Sometimes is the other way around.  When I saw the scene of the Salinas de Gortari brothers as children I thought you guys went mad and then I found out it turned out to be absolutely true. 

It happened.  I call it the Wikipedia factor on our show, where you see something, you hit pause, hopefully, you wait until the episode is over, but say you don’t, you hit pause, you go to your computer, you go to Wikipedia, and you can’t believe that the Salinas Brothers killed their housekeeper or that Pablo Escobar blew up an airplane. For the most part, the events are all true and real and they all happened.  And sometimes we take some liberties with where the timeline, but we are pretty much spot on when it comes to stuff like that.  So I mean they are sort of amazing things like the Salinas Brothers accident, truly amazing.  Another thing that was great about this season was, while we were doing it, we watched 1994, the amazing documentary about the Colosio campaign and his assassination.  So it kind of lent this, oh yeah this stuff is all real, this is all happening and here we are 30 years later and people are just getting to the bottom of it.  It’s spectacular sort of phenomenal tricks these guys pulled that they are only now, outside of Mexico being exposed for what they were.

When the show first started, you guys were in the hot seat about hiring Wagner Moura as Pablo Escobar, but you proved critics wrong.  You are also giving a lot of opportunities to amazing actors that the world audience has never seen them work so much as they do in your show.   And you went out of your way, hiring actors like Ernesto Alterio from Spain or Matias Varela from Sweden.

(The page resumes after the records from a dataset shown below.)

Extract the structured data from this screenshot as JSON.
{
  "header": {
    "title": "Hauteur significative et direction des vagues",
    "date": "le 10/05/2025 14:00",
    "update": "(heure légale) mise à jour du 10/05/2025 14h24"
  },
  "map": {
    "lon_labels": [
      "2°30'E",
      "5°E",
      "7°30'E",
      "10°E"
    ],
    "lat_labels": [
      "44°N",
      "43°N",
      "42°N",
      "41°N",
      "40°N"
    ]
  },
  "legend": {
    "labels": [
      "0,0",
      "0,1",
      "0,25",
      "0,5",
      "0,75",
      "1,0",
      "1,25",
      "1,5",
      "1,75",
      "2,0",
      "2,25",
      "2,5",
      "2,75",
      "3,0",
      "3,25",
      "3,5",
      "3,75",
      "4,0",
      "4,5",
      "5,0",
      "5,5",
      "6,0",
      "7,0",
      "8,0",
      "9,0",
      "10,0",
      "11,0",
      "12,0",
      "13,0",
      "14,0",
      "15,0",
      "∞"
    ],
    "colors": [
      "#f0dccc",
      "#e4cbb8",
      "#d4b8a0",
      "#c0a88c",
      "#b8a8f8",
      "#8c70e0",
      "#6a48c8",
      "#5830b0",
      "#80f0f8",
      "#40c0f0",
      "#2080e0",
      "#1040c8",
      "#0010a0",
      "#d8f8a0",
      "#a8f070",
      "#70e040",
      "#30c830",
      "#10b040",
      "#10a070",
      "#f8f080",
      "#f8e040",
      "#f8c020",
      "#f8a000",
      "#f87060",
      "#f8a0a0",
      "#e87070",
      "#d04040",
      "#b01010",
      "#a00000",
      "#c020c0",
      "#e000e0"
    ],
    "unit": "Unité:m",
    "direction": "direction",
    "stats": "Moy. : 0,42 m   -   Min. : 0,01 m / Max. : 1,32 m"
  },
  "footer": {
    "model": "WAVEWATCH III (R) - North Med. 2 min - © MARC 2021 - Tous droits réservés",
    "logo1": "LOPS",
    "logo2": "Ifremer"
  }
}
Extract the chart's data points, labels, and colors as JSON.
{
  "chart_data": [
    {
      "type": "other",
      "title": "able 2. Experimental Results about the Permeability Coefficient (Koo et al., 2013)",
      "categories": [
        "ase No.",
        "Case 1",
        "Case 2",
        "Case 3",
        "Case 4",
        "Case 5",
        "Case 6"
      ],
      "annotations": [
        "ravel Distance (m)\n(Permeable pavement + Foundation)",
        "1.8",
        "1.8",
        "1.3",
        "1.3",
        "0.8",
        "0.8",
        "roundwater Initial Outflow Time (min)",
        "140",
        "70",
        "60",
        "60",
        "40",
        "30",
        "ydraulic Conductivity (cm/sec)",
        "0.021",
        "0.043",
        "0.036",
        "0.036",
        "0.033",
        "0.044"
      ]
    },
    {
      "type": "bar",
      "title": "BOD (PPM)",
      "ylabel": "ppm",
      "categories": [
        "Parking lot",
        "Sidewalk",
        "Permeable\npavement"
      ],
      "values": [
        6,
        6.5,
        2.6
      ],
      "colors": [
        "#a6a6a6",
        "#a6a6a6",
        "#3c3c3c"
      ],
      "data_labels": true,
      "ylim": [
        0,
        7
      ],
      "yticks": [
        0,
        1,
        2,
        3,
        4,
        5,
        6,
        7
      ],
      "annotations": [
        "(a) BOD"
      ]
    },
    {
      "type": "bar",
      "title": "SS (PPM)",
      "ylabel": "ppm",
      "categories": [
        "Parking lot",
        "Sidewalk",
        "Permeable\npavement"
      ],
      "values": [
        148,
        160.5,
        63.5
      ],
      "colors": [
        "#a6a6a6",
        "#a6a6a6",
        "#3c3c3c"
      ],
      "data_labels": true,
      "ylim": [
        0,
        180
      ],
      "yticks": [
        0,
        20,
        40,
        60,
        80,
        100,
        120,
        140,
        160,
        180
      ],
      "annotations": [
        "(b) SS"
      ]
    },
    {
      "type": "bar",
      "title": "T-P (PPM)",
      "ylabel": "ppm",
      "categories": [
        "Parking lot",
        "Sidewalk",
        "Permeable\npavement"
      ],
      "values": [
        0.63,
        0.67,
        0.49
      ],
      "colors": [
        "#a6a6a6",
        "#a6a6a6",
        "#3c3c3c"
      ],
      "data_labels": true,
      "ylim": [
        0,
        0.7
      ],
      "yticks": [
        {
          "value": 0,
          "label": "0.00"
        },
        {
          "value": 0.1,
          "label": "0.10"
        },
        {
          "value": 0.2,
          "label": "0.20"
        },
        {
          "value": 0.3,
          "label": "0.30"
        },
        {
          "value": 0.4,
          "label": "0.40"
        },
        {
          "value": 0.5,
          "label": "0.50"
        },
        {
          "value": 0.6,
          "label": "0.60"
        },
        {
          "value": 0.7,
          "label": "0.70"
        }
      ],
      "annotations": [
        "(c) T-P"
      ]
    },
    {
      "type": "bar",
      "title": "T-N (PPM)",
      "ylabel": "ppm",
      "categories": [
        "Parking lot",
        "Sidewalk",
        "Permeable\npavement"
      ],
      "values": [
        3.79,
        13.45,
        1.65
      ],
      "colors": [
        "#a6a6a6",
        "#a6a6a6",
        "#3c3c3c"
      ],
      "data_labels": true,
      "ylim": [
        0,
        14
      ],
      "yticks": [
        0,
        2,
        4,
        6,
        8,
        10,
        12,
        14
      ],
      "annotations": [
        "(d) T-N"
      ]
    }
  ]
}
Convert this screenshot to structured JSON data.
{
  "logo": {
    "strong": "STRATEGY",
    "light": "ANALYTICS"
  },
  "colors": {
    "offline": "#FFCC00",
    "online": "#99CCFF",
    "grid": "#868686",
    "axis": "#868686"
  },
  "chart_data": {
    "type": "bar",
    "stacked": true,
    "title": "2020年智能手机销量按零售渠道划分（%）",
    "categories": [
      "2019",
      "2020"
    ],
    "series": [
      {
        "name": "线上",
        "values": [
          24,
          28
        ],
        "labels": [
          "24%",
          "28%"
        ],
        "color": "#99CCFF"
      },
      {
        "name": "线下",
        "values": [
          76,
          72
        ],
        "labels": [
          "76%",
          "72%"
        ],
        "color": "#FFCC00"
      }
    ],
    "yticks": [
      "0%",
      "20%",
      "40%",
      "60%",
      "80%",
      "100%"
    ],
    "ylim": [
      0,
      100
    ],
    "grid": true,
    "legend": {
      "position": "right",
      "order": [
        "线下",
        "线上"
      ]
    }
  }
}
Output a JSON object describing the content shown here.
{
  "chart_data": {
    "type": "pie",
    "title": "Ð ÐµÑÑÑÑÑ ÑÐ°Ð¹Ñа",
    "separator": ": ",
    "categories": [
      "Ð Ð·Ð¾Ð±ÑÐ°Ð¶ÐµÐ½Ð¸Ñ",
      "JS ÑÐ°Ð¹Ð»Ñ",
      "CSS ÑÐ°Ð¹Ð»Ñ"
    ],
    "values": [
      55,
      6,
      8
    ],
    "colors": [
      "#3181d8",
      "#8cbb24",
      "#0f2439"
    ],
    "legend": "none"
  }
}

I am a fan of movies and television.  And to have seen Gueros and to be able to say there’s this guy Tenoch Huerta, who I would love to put in the show or to have Joaquin Cossio in the show or Diego Luna who I have been a fan of for a long time and he’s a more well-known guy, but there are so many people for us as a fan of the film of all cultures, of all countries, I was making something in the Middle East, I would love to be able to go cast some of these amazing actors from the region.  I love global cinema and global television and so that is another part of the show that is so fun, to be able to go and do this.

How complicated is it to film in Colombia first and Mexico now?

It is a complicated proposition of course, but in execution, it was quite easy.  We had the right people, the Colombian crews and the Mexican crews are spectacular, I would say the fear and the anticipation of problems far outweighed the actual problems we had, it continues, Colombia was an amazing place to work and Mexico continues to be an amazing place to work.

How far do you think the show can go? 

Unfortunately, the drug war is going to continue for a long time, with no sign of stopping, so there’s no shortage of material.  We are looking, we are always thinking ahead, where does this story go, the Chapo story is an exciting one.  But again, like everything else we’ve learned, the story that we are told is in my opinion, not the actual story.  There’s a lot more to the Chapo story than I think anyone knows. 

Do you see yourself being in Latin America for a while?

Yes, I would very much like that and I do see myself continuing to swim in this pond, as long as they will let me.